I dreamed I was missing
You were so scared
But no one would listen
Cause no one else cared
After my dreaming
I woke with this fear
What am I leaving
When I’m done here
So if you’re asking me
I want you to know
When my time comes
Forget the wrong that I’ve done
Help me leave behind some
Reasons to be missed
And don’t resent me
And when you’re feeling empty
Keep me in your memory
Leave out all the rest
Leave out all the rest
Don’t be afraid
I’ve taken my beating
I’ve shared what I made
I’m strong on the surface
Not all the way through
I’ve never been perfect
But neither have you
So if you’re asking me
I want you to know
When my time comes
Forget the wrong that I’ve done
Help me leave behind some
Reasons to be missed
Don’t resent me
And when you’re feeling empty
Keep me in your memory
Leave out all the rest
Leave out all the rest
Forgetting
All the hurt inside
You’ve learned to hide so well
Pretending
Someone else can come and save me from myself
I can’t be who you are
When my time comes
Forget the wrong that I’ve done
Help me leave behind some
Reasons to be missed
Don’t resent me
And when you’re feeling empty
Keep me in your memory
Leave out all the rest
Leave out all the rest
Forgetting
All the hurt inside
You’ve learned to hide so well
Pretending
Someone else can come and save me from myself
I can’t be who you are
I can’t be who you are
I don’t feel like doing this anymore. I wanna quit. I’m in so much pain. I want out. I don’t wanna deal with any of this anymore. I matter to nobody. I’m so tired of being hurt. Of being walked on. And nobody is gonna notice when I am gone. It’s not gonna matter one bit. So what’s the point? What’s the point of watching everyone else around me accomplish things and move on with their lives while I am just standing still? I’m tired of watching. I’ll never be as good as them. If I die then my roommate will have her own room again.
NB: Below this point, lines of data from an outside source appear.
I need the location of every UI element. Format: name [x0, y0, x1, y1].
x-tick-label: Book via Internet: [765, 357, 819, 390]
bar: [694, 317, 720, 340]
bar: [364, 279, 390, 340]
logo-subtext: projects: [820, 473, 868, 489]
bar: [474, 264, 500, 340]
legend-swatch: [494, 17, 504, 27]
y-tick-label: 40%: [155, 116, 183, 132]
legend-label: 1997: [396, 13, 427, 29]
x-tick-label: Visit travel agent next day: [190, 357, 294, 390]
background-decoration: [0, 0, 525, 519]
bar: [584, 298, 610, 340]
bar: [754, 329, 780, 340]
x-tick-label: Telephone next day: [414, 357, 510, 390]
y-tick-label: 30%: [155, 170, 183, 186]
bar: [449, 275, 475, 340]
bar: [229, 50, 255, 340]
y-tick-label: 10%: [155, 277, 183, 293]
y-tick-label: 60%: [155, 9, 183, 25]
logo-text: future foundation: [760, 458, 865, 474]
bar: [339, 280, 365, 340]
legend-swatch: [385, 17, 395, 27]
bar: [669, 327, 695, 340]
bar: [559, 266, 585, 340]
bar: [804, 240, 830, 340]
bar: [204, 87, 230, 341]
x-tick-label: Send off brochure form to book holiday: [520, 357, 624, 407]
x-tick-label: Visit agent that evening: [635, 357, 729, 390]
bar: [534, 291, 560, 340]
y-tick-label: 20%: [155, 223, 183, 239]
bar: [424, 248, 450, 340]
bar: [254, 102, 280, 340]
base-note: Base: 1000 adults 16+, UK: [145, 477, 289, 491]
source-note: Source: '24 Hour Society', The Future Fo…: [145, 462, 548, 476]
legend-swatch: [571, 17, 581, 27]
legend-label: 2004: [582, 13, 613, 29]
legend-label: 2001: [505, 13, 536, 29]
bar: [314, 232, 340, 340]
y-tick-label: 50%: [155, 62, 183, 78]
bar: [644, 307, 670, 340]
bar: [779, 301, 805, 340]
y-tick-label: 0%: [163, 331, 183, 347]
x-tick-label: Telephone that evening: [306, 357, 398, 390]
And I won’t have to worry about getting a job. I won’t have to worry about money. I won’t have to worry about hurting others anymore. I’m so tired of it all. Of everything. Of all the lies. All the hurt. Why is it always like this? I feel like I’m being punished. All my life I’ve been good, I’ve done what I’m supposed too and the only thing I ever wanted I’ve never had. Where’s my prince? It’s not fair. I hate life. I hate that all my life I thought God was there and he’s never been there. I hate that all around me people are saying did you pray about it? Why pray? God isn’t going to answer anyways. And nobody else cares. No one wants to see you happy. So just die. There’s no point to living. Cuz no one cares. And there’s no help left for me. So don’t worry about me.